If the Army didn't want to discharge Hasan for his benefit then they certainly should have discharged him for the benefit of the Army and the safety of the other soldiers.

The military has the option of discharging a person other than honorably or dishonorably. They could have given him a General Discharge or an Other Than Honorable Discharge for his conduct and attitude that was not beneficial to the Army and their mission.

If it had been my call I would have discharged Hasan even if he was opposed to being discharged. That is the mistake that the military made, in my opinion.

The military doesn't hesitate to discharge career soldiers for violating "don't ask, don't tell" but they won't discharge a high risk personality like Hasan.

That's irresponsible, to say the least. Considering the evidence that Hasan was not fit for the military, I think the Army was wantonly negligent in not discharging Hasan.

brian said...

Perhaps the military should have discharged Hasan. But, the question remains in my mind why didn't he get out when it was time to re-up? We've been in Afghanistan for over five years. I wonder when the last time was that he could have gotten out and when he started requesting to get out.

In hindsight, it's easy to say the military should have discharged him, honorably or dishonorably.

Joe said...

(The comment from Laura was actually Joe responding on Laura's computer.)

Brian, it IS easy to say that the Army should have discharged him and in my opinion it needs to be said.

Hasan received his medical training and doctorate from the military's training center. Therefore, Hasan was obligated by contract to serve several years in the Army beyond the completion of his training. My understanding is that he had not completed a 10-year commitment.

My take is that Hasan originally joined the Army to make it his career and began his medical training well before the wars in Afghanistan and Iraq. His conflict with the wars started after he had made his commitment to the Army in exchange for the medical training and that commitment was not completed before he was to be deployed to Afghanistan.

I'm sure that the Army can't release every soldier that disagrees with the wars. If that were the case I think the Military would quickly lose a lot of soldiers.

However, my point is that the Army needed to discharge Hasan because he had become unfit for service. In spite of the evidence that existed well before the shooting, the Army did not act to eliminate the risk that Hasan presented both to the Army's mission and the safety of its soldiers.

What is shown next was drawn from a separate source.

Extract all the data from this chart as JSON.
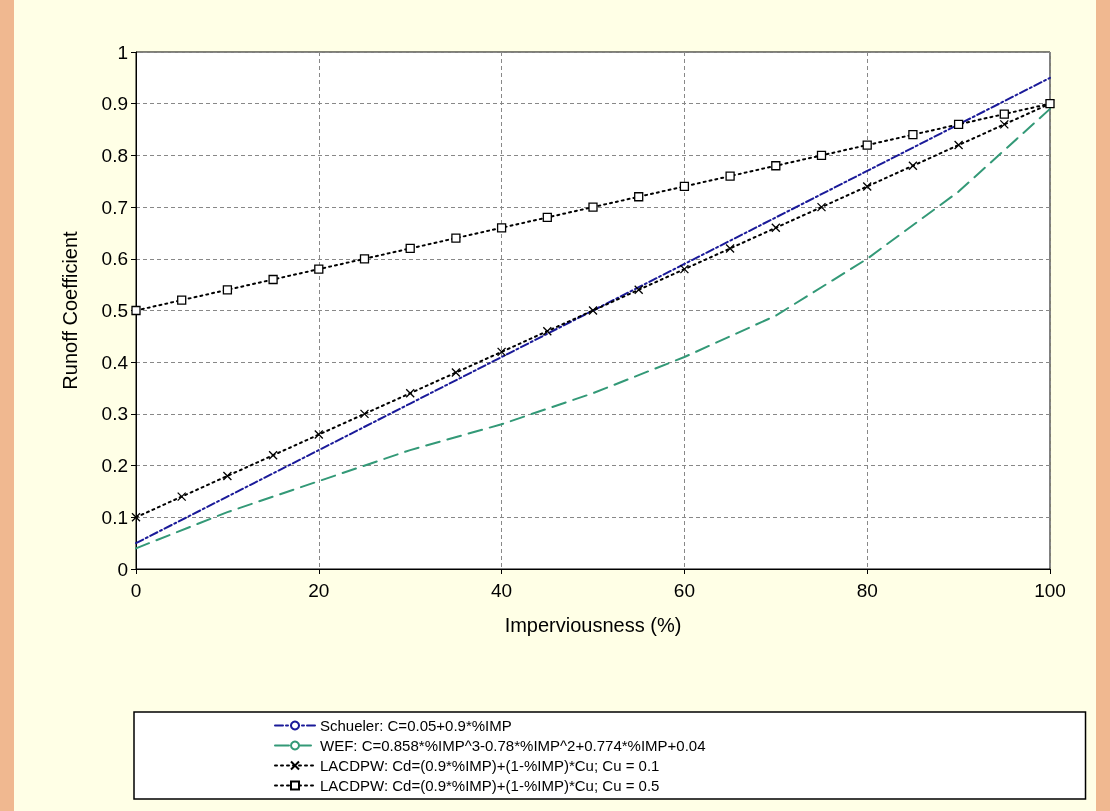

I'm not sayin that the Army should have let the poor guy quit; I'm saying that the Army should have thrown him out. Instead, the Army chose to hold Hasan to his commitment in spite of his lack of fitness and 13 soldiers are dead, dozens are seriously injured and the taxpayers will have to execute Hasan or imprison him for life.

Same old, same old.

Kansas Bob said...

I agree with you Joe. My son has told me of soldiers that were sent back to the front lines in Iraq with antidepressants.. the Army is in denial about some of these practices. The military is a bureaucratic organization that usually takes the road of least resistance in matters like the firing of a guy misbehaving like the major.

brian said...

Thanks for the explanation Joe. I haven't seen this analysis anywhere else. I wondered why his commitment was so long that if he so seriously protested the war(s) he could not have simply not re-enlisted by now.